Now I am aware that McDonald's offers some healthy choices, such as apple slices, juice, and milk, on their menu. Healthy options comprise only a very small portion of McDonald's menu choices, however. And let's be real; how many kids are going to go to McDonald's and order only healthy food, especially if Mom and Dad are cramming Quarter Pounders and large fries down their gullets? Nutrition workshops, like Happy Meals, are just another ploy by McDonald's to promote brand awareness in children and create lifelong consumers for their products-lifelong consumers whose lives may be shortened by obesity, heart disease, and high blood pressure caused, in part, by the very products McDonald's serves up!
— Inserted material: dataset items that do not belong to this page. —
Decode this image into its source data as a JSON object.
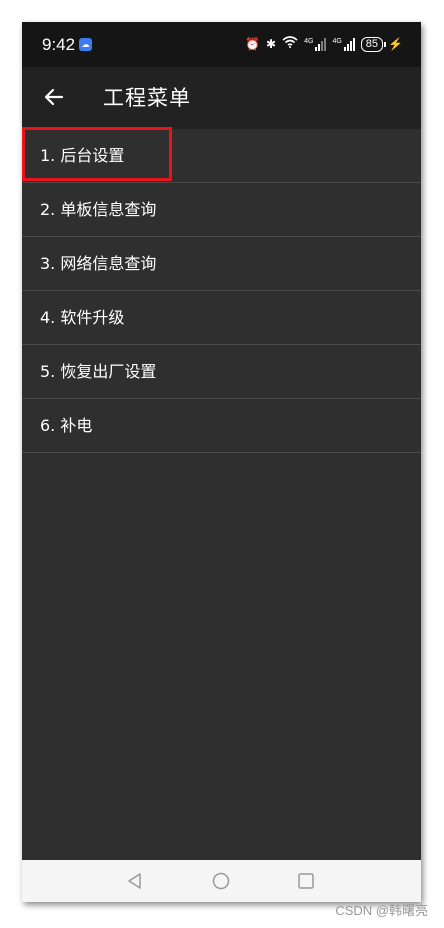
{
  "status_bar": {
    "time": "9:42",
    "app_icon": "cloud-app-icon",
    "network_1": "4G",
    "network_2": "4G",
    "battery": "85"
  },
  "title_bar": {
    "title": "工程菜单",
    "back_icon": "arrow-left-icon"
  },
  "menu": {
    "items": [
      {
        "label": "1. 后台设置"
      },
      {
        "label": "2. 单板信息查询"
      },
      {
        "label": "3. 网络信息查询"
      },
      {
        "label": "4. 软件升级"
      },
      {
        "label": "5. 恢复出厂设置"
      },
      {
        "label": "6. 补电"
      }
    ]
  },
  "colors": {
    "status_bar_bg": "#151515",
    "title_bar_bg": "#222222",
    "list_bg": "#2f2f2f",
    "highlight_border": "#e8131b",
    "nav_bar_bg": "#f5f5f5"
  },
  "watermark": "CSDN @韩曙亮"
}
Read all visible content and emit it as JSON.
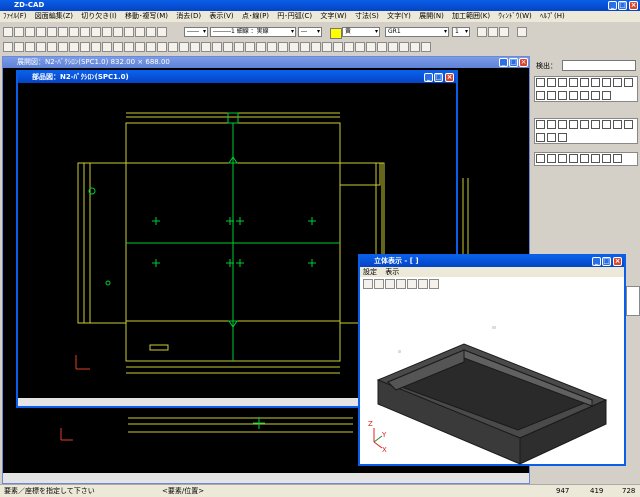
{
  "app": {
    "title": "ZD-CAD",
    "menu": [
      "ﾌｧｲﾙ(F)",
      "図面編集(Z)",
      "切り欠き(I)",
      "移動･複写(M)",
      "消去(D)",
      "表示(V)",
      "点･線(P)",
      "円･円弧(C)",
      "文字(W)",
      "寸法(S)",
      "文字(Y)",
      "展開(N)",
      "加工範囲(K)",
      "ｳｨﾝﾄﾞｳ(W)",
      "ﾍﾙﾌﾟ(H)"
    ]
  },
  "toolbar": {
    "line_type_value": "――",
    "line_style_value": "―――1 細線 ：実線",
    "line_end_value": "―",
    "color_value": "黄",
    "layer_value": "GR1",
    "layer_num_value": "1"
  },
  "side_panel": {
    "search_label": "検出："
  },
  "develop_window": {
    "title": "展開図：N2-ﾊﾞｸｼﾛﾝ(SPC1.0) 832.00 × 688.00"
  },
  "part_window": {
    "title": "部品図：N2-ﾊﾞｸｼﾛﾝ(SPC1.0)"
  },
  "view3d_window": {
    "title": "立体表示 - [ ]",
    "menu": [
      "設定",
      "表示"
    ],
    "axis_z": "Z",
    "axis_y": "Y",
    "axis_x": "X"
  },
  "statusbar": {
    "prompt": "要素／座標を指定して下さい",
    "mode": "<要素/位置>",
    "x": "947",
    "y": "419",
    "z": "728"
  },
  "colors": {
    "titlebar": "#0a5ee8",
    "cad_bg": "#000000",
    "drawing_green": "#00cc33",
    "drawing_yellow": "#cccc33",
    "model_gray": "#3a3a3a"
  }
}
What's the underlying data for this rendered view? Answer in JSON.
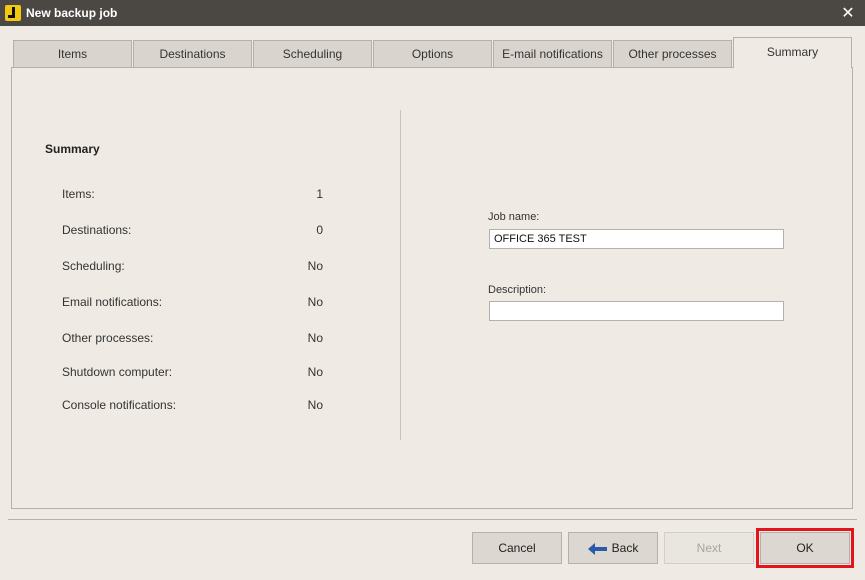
{
  "window": {
    "title": "New backup job",
    "close_glyph": "✕"
  },
  "tabs": [
    {
      "label": "Items"
    },
    {
      "label": "Destinations"
    },
    {
      "label": "Scheduling"
    },
    {
      "label": "Options"
    },
    {
      "label": "E-mail notifications"
    },
    {
      "label": "Other processes"
    },
    {
      "label": "Summary",
      "active": true
    }
  ],
  "summary": {
    "title": "Summary",
    "rows": [
      {
        "label": "Items:",
        "value": "1"
      },
      {
        "label": "Destinations:",
        "value": "0"
      },
      {
        "label": "Scheduling:",
        "value": "No"
      },
      {
        "label": "Email notifications:",
        "value": "No"
      },
      {
        "label": "Other processes:",
        "value": "No"
      },
      {
        "label": "Shutdown computer:",
        "value": "No"
      },
      {
        "label": "Console notifications:",
        "value": "No"
      }
    ]
  },
  "job": {
    "name_label": "Job name:",
    "name_value": "OFFICE 365 TEST",
    "description_label": "Description:",
    "description_value": ""
  },
  "buttons": {
    "cancel": "Cancel",
    "back": "Back",
    "next": "Next",
    "ok": "OK"
  },
  "colors": {
    "highlight": "#e3141c",
    "back_arrow": "#2a5aa8"
  },
  "icons": {
    "app": "backup-app-icon",
    "back": "left-arrow-icon",
    "close": "close-icon"
  }
}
I am not one of those greener than thou parents who won't let food touch their child's lips unless it has been harvested by non-oppressed workers on a totally organic, local farm run by a member of my women's studies book club. I do, on occasion, eat fast food and allow my child to do so also. I am not, however, delusional enough to believe that I am making sound nutritional choices when I do this. No matter how McDonald's tries to dress it up, a Big Mac, fries, and Hawaiian Punch are not a healthy protein, vegetable, and fruit choice. You can put lipstick on a pig, but it's still a pig. And it's absolutely indecent that school systems are using taxpayer money to send kids on field trips to learn this hogwash!